Antes de ayer me acosté casi a la media noche. Ocurrió ese evento extraño en el que apenas me meto debajo de las cobijas el sueño se esfuma. Volteé a mirar el mueble modular que hace sus veces de mesa de noche y vi un libro grueso.
Caí en cuenta de que era La Tentación del Fracaso, los diarios de julio Ramón Ribeyro, el cual leo desde hace mucho tiempo.
Como el sueño se esfumo decidí leer un par de entradas. Pienso que no debería demorarme tanto tiempo leyendo un libro, pero al poco rato no le hecho más tiza a ese asunto, pues ¿qué más da? No se lee para cumplir con una estadística de libros leídos al año; lo que importa es leer al ritmo que a uno le dé la gana y ya está.

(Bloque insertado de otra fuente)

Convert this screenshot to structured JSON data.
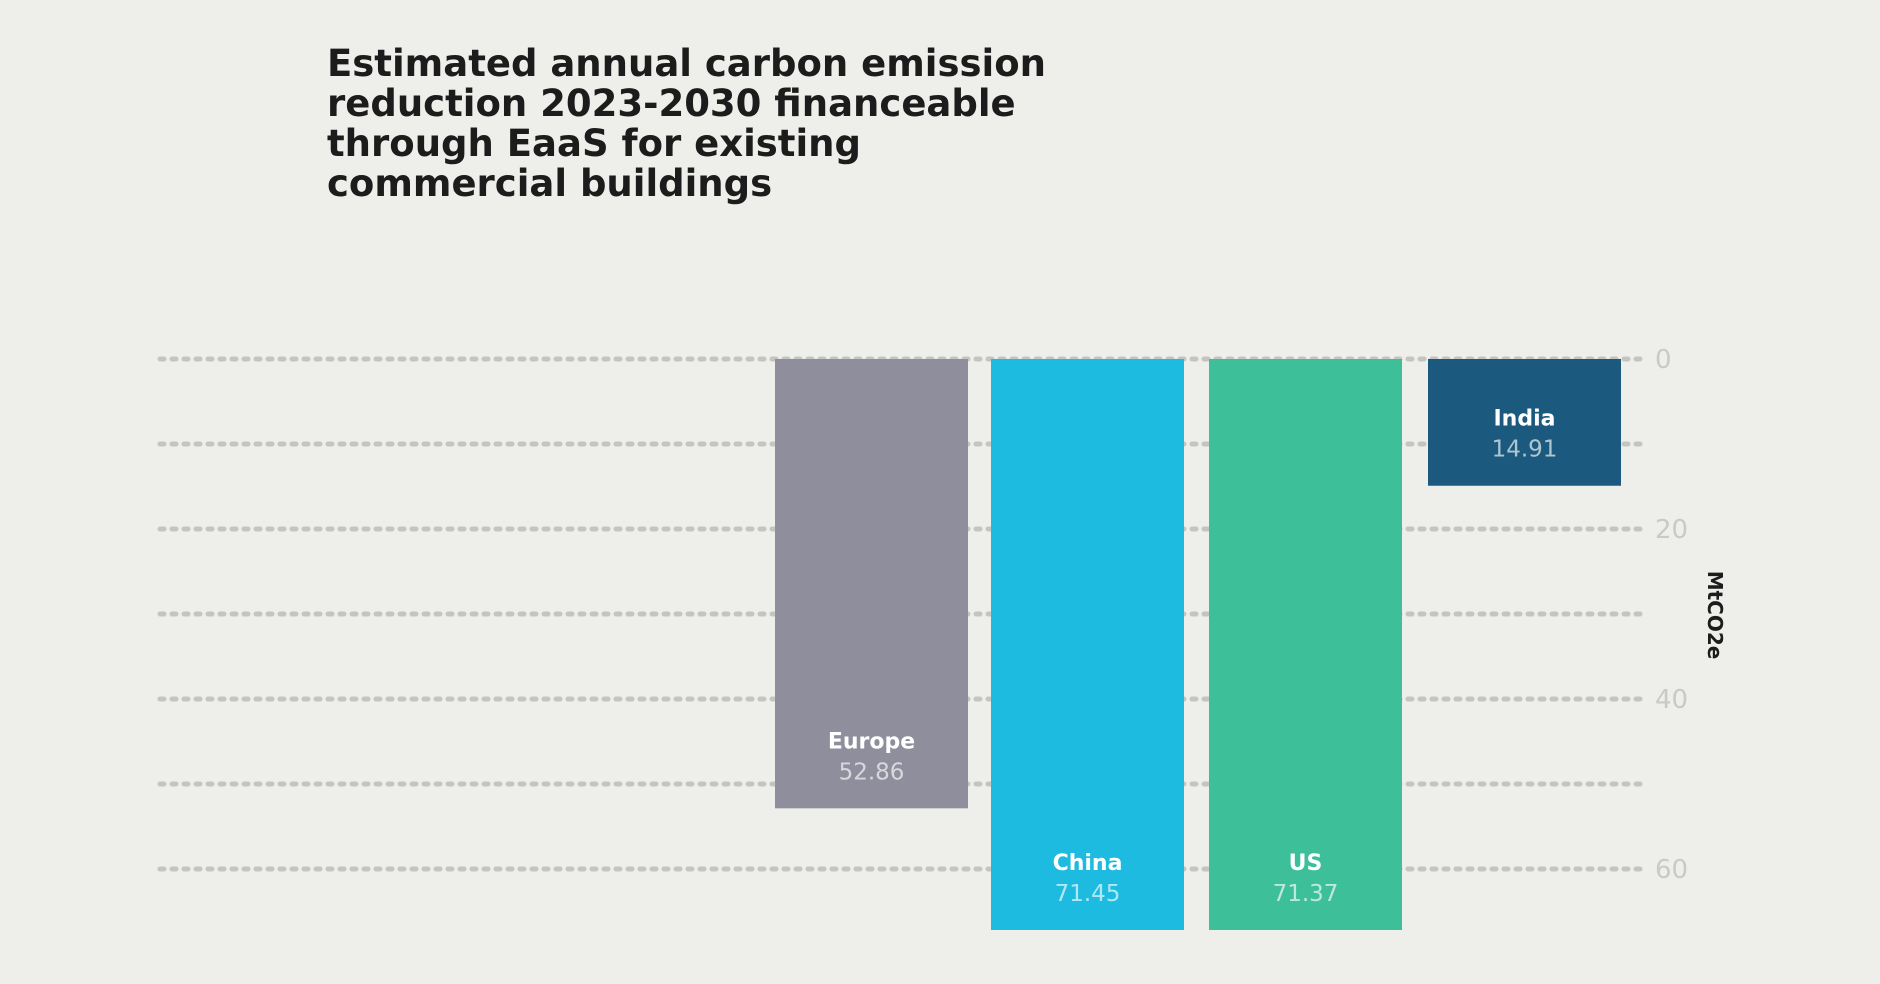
{
  "chart_data": {
    "type": "bar",
    "orientation": "vertical-inverted",
    "title": "Estimated annual carbon emission reduction 2023-2030 financeable through EaaS for existing commercial buildings",
    "ylabel": "MtCO2e",
    "xlabel": "",
    "ylim": [
      0,
      67
    ],
    "yticks": [
      0,
      10,
      20,
      30,
      40,
      50,
      60
    ],
    "ytick_labels": [
      "0",
      "",
      "20",
      "",
      "40",
      "",
      "60"
    ],
    "grid": true,
    "categories": [
      "Europe",
      "China",
      "US",
      "India"
    ],
    "values": [
      52.86,
      71.45,
      71.37,
      14.91
    ],
    "value_labels": [
      "52.86",
      "71.45",
      "71.37",
      "14.91"
    ],
    "colors": [
      "#8e8e9c",
      "#1dbbe0",
      "#3dbf9a",
      "#1b5a7e"
    ],
    "label_colors": [
      "#ffffff",
      "#ffffff",
      "#ffffff",
      "#ffffff"
    ]
  }
}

Leo una entrada del 20 de diciembre de 1975 que me gusta mucho. En ella el escritor peruano cuenta que escribir, para él, es un asunto personal y una tarea que se impone porque le agrada, lo distrae o, en últimas, le ayuda a seguir viviendo.
Esa, creo, es la mejor forma de escribir,solo hacerlo por el mero placer de contar algo, desde una experiencia de vida o muerte hasta ver pasar una mosca volando.
Hace un tiempo una mujer preguntó en una red social: “¿A qué edad a comenzaron a escribir de verdad, es decir, a qué edad publicaron su primer libro?" Eso, imagino, quiere decir que, si uno escribe solo porque le gusta hacerlo, entonces lo hace de mentiras.
Ribeyro decía en esa misma entrada que publicar es un fenómeno diferente, una gestión que encomendaba a otra parte de su ser, ese administrador, bueno o malo, que todos llevamos por dentro.
Un ente aparte, del que el escritor se desentiende y que, por lo general, le da el estatus de mercancía a la obra y la vende a quién considere necesario.
“Escribo porque me gusta y publico para ganar dinero”, concluye Ribeyro.
A la larga esto tiene que ver mucho con lo que alguna vez le oí a decir a Millás: “Publicar es un efecto secundario de escribir”.